April 3, 2026
SAPPE

RDC : trente et un ans après, Stervos Niarcos demeure une icône vivante de la Sape à Kinshasa

Mardi 10 février, des dizaines de sapeurs se sont réunis à Kinshasa pour honorer la mémoire d’Adrien Mombele N’gantshie, plus connu sous le nom de Stervos Niarcos. Disparu il y a 31 ans jour pour jour, celui que beaucoup surnomment le « pape de la Sape » continue d’inspirer des générations entières d’adeptes de l’élégance congolaise.

Sur un grand boulevard du centre-ville, chapeaux raffinés, costumes éclatants et accessoires soigneusement choisis, les sapeurs ont d’abord paradé avant de se recueillir au cimetière de la Gombe, où repose leur idole. « Il est le père spirituel de tous les sapeurs, au Congo et au-delà », confie Djika Ziana, veste impeccable et sac en cuir à la main. Pour lui comme pour beaucoup d’autres, la Sape dépasse largement la simple apparence : « c’est un art de vivre ».

Des codes, une philosophie

Parmi les présents, Mathy Kass Adbe Chou, l’une des rares femmes sapeuses venues rendre hommage, rappelle les règles fondamentales de ce mouvement né entre Kinshasa et Brazzaville : propreté irréprochable, parfum soigné, marques de prestige et harmonie des couleurs, jamais plus de trois à la fois. « Bien s’habiller, c’est se faire respecter, être visible et parfois ouvrir des portes professionnelles », explique-t-elle.

Fondée sur la « religion ya Kitendi » – le culte du vêtement –, popularisée par la chanson éponyme sortie en 1989, la Sape a trouvé en Stervos Niarcos l’un de ses prophètes les plus flamboyants.

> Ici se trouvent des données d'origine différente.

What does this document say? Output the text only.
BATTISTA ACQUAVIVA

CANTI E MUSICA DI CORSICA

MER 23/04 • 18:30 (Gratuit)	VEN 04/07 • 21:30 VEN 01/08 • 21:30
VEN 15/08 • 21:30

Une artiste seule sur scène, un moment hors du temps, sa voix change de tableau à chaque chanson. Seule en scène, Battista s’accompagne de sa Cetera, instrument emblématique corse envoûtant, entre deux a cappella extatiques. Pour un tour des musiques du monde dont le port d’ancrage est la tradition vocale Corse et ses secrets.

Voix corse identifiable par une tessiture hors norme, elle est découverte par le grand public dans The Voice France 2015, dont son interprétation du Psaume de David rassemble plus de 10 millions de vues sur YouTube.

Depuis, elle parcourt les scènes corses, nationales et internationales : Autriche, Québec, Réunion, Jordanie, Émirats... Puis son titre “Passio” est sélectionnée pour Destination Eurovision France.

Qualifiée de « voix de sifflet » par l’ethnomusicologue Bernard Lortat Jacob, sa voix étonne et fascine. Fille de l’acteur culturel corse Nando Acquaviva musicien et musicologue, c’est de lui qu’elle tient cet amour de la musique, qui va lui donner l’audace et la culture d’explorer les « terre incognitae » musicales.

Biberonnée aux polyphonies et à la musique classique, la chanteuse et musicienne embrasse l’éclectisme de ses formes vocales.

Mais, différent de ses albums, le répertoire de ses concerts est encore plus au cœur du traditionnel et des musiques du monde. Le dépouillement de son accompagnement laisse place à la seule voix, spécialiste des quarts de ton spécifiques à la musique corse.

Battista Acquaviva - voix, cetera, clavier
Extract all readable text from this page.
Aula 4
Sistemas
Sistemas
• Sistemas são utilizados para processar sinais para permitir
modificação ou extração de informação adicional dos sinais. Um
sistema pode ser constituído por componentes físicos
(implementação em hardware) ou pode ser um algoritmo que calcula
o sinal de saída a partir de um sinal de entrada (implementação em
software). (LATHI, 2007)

Une figure au croisement de la mode et de la musique

Icône culturelle des années 1980, Niarcos s’est imposé à une époque où musique et esthétique vestimentaire se répondaient. Né le 31 mai 1952 à Léopoldville, dans une famille influente, il découvre très tôt l’Europe et développe une fascination pour la haute couture. Installé à Paris à partir de 1977, il mène une vie fastueuse qui nourrit le mythe, entre défilés improvisés, nuits parisiennes et rencontres artistiques.

Il croise alors la route de grandes figures de la rumba congolaise comme Papa Wemba, Bozi Boziana, Kester Emeneya ou encore Antoine Evoloko. Auteur-compositeur, il signe plusieurs titres interprétés par ces artistes et collabore notamment avec Papa Wemba sur l’album Champs-Élysées en 1984.

Une légende toujours vivante

Trois décennies après sa disparition, Stervos Niarcos reste une référence incontournable. Son influence perdure dans les défilés improvisés des sapeurs, dans les codes de l’élégance congolaise et dans l’imaginaire collectif d’une jeunesse qui voit dans la Sape une affirmation de dignité, de créativité et de liberté.

À Kinshasa comme ailleurs, son héritage continue de défier le temps, prouvant que le style, lorsqu’il devient culture, ne meurt jamais.